Dr. Richard Kohler felt the cheap bedsprings bouncing beneath Ronnie’s weight as the patient scooted away from him, moving all the way to the headboard, as if Kohler were a molester. Ronnie’s eyes flicked up and down suspiciously as he examined the man who’d been his father, brother, friend, tutor and physician for the past six months. He carefully studied the doctor’s curly fringe of thinning hair, his bony face, narrow shoulders and thirty-one-inch waist. He seemed to be memorizing these features so he might have a good description in mind when he reported Kohler to the police.

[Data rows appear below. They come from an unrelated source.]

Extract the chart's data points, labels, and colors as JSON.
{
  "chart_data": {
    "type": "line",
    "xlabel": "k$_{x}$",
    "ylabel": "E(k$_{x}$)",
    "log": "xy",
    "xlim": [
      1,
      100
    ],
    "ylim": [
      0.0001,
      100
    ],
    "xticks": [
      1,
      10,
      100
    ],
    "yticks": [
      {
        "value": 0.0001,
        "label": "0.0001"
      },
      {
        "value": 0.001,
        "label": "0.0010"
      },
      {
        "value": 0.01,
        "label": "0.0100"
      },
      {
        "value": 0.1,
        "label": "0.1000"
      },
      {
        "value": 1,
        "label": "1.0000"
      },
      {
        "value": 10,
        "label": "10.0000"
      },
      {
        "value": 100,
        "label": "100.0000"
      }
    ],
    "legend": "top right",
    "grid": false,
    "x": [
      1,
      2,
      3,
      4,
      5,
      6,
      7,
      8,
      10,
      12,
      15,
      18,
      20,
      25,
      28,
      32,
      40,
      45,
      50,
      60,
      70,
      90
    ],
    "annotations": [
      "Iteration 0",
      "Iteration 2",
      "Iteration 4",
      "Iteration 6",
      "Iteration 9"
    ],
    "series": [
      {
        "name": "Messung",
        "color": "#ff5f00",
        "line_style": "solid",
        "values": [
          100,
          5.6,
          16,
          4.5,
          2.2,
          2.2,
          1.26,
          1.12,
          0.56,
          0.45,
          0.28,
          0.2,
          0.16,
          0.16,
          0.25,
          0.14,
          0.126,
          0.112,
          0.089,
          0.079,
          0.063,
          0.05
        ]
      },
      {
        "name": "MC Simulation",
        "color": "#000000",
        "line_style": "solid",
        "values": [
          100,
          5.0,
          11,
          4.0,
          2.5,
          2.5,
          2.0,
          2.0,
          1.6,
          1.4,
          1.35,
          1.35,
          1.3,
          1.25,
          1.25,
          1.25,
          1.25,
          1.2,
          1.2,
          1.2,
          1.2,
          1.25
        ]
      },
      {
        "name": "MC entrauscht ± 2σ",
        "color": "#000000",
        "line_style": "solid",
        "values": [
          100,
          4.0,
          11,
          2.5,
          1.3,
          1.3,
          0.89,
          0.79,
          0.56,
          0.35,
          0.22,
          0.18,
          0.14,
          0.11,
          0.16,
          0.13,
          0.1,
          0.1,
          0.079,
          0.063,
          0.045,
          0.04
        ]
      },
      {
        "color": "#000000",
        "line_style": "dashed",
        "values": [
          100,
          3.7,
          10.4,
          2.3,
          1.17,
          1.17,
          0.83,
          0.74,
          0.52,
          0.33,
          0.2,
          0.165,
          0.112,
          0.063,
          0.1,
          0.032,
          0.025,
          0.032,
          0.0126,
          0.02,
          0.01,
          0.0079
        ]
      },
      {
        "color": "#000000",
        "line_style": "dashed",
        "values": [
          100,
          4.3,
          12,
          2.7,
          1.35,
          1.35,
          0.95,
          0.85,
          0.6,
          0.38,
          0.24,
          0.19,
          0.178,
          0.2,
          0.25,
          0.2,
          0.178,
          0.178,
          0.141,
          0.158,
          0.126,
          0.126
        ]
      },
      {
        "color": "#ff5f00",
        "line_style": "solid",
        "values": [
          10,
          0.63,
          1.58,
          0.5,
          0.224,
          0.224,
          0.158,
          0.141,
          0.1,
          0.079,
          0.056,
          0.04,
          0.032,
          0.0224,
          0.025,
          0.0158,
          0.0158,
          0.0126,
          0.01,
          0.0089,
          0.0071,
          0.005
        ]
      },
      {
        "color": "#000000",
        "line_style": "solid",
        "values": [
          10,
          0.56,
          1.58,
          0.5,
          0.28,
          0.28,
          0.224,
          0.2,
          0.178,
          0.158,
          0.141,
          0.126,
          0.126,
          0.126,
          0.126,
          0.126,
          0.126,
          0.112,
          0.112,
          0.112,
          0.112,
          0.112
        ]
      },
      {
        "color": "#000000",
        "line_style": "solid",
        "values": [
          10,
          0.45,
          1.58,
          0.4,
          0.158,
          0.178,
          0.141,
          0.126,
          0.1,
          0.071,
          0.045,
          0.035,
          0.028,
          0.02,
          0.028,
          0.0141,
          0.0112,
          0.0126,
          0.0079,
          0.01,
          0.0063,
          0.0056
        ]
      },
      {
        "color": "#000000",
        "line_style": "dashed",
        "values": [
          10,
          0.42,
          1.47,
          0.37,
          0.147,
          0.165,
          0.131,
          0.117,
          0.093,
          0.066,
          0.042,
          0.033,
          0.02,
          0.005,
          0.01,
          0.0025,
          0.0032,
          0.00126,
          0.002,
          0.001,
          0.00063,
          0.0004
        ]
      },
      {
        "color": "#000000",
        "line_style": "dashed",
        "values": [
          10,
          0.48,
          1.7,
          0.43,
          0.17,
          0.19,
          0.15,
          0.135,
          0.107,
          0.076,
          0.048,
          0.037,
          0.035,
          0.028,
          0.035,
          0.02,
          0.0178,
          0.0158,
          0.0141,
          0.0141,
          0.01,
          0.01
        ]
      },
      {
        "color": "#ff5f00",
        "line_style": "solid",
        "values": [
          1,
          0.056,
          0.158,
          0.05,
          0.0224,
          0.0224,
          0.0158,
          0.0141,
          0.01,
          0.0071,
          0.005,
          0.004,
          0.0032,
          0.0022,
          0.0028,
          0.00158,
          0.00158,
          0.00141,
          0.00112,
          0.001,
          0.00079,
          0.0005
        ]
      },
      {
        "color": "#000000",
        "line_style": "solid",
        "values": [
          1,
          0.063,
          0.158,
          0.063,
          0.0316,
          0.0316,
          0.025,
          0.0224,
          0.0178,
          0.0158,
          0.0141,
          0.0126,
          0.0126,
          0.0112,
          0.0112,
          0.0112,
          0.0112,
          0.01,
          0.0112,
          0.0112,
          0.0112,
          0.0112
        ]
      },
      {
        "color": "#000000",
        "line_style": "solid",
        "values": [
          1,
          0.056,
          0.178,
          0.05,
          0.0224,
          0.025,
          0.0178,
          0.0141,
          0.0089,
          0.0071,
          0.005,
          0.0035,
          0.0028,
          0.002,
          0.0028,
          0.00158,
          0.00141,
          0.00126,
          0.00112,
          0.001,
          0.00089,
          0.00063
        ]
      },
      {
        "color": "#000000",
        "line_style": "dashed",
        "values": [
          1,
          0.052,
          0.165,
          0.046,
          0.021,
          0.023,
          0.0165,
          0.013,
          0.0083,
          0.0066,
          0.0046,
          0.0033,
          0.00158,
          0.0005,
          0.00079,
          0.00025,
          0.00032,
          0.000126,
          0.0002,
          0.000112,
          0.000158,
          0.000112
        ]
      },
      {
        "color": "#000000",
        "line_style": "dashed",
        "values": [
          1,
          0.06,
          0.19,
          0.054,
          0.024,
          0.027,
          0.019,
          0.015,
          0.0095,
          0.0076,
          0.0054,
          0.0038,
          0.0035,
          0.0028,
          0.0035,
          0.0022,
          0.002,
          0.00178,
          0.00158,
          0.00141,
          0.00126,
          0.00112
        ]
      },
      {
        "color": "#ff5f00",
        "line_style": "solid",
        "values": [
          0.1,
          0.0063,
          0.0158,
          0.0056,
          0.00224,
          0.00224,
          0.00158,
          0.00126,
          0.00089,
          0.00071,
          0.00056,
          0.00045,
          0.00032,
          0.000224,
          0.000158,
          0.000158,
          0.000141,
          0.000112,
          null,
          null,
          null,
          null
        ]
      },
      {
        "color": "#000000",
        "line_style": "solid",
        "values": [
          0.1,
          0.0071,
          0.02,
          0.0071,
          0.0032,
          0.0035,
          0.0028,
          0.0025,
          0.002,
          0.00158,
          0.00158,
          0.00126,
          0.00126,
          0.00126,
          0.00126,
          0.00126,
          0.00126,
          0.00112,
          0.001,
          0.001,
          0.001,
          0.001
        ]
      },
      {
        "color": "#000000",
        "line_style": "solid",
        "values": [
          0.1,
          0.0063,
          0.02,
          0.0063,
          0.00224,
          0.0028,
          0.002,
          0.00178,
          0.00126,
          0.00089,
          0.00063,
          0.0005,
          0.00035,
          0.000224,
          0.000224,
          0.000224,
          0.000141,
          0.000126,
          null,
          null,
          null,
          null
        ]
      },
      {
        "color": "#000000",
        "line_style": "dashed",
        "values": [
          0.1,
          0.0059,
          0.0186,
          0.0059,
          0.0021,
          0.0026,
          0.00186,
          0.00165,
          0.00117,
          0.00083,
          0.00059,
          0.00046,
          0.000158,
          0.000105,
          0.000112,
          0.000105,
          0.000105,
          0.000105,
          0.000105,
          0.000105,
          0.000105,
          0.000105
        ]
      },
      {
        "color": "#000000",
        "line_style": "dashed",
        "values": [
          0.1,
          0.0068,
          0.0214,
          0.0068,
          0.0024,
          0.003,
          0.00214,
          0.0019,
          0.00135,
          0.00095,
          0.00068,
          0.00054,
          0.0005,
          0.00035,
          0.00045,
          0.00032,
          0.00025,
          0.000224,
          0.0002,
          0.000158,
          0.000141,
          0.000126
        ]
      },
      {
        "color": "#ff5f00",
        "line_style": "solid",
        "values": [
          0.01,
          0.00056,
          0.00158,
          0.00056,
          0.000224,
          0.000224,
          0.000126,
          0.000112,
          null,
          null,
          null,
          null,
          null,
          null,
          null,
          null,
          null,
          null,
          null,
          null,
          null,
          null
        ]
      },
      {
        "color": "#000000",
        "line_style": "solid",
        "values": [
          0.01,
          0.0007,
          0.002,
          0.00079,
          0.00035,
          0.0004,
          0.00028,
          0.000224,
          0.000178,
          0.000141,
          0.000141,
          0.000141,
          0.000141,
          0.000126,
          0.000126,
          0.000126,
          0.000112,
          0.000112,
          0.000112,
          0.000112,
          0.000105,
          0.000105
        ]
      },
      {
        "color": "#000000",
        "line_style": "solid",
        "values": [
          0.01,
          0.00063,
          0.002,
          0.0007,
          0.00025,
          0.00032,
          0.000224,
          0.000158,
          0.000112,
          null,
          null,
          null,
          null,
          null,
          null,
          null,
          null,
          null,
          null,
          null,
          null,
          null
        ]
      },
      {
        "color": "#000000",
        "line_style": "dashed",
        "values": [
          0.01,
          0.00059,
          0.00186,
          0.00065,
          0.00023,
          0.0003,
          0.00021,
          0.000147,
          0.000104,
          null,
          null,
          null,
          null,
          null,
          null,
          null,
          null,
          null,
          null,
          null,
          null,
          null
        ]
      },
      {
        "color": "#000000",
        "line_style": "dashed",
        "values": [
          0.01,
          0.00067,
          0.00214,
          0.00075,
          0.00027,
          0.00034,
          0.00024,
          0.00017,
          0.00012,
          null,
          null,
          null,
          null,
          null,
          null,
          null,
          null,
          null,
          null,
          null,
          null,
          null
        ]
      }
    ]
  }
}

“Are you uncomfortable, Ronnie?”

“I can’t do it, I can’t do it, Doctor. I get too scared.” He whined like a wrongly accused child. Then suddenly growing reasonable he said conversationally, “It’s the can opener mostly.”

“Was it the kitchen? All the work in the kitchen?”

“No no no,” he whined. “The can opener. It’s too much. I don’t see why you don’t understand it.”

Kohler’s body was racked by a yawn. He felt a painful longing for sleep. He’d been awake since 3:00 a.m. and had been here, at the halfway house, since 9:00. Kohler had helped the patients make breakfast and do the dishes. At 10:00 he shuttled four of them to part-time jobs, conferring with employers about his patients and mediating little disputes on their behalf.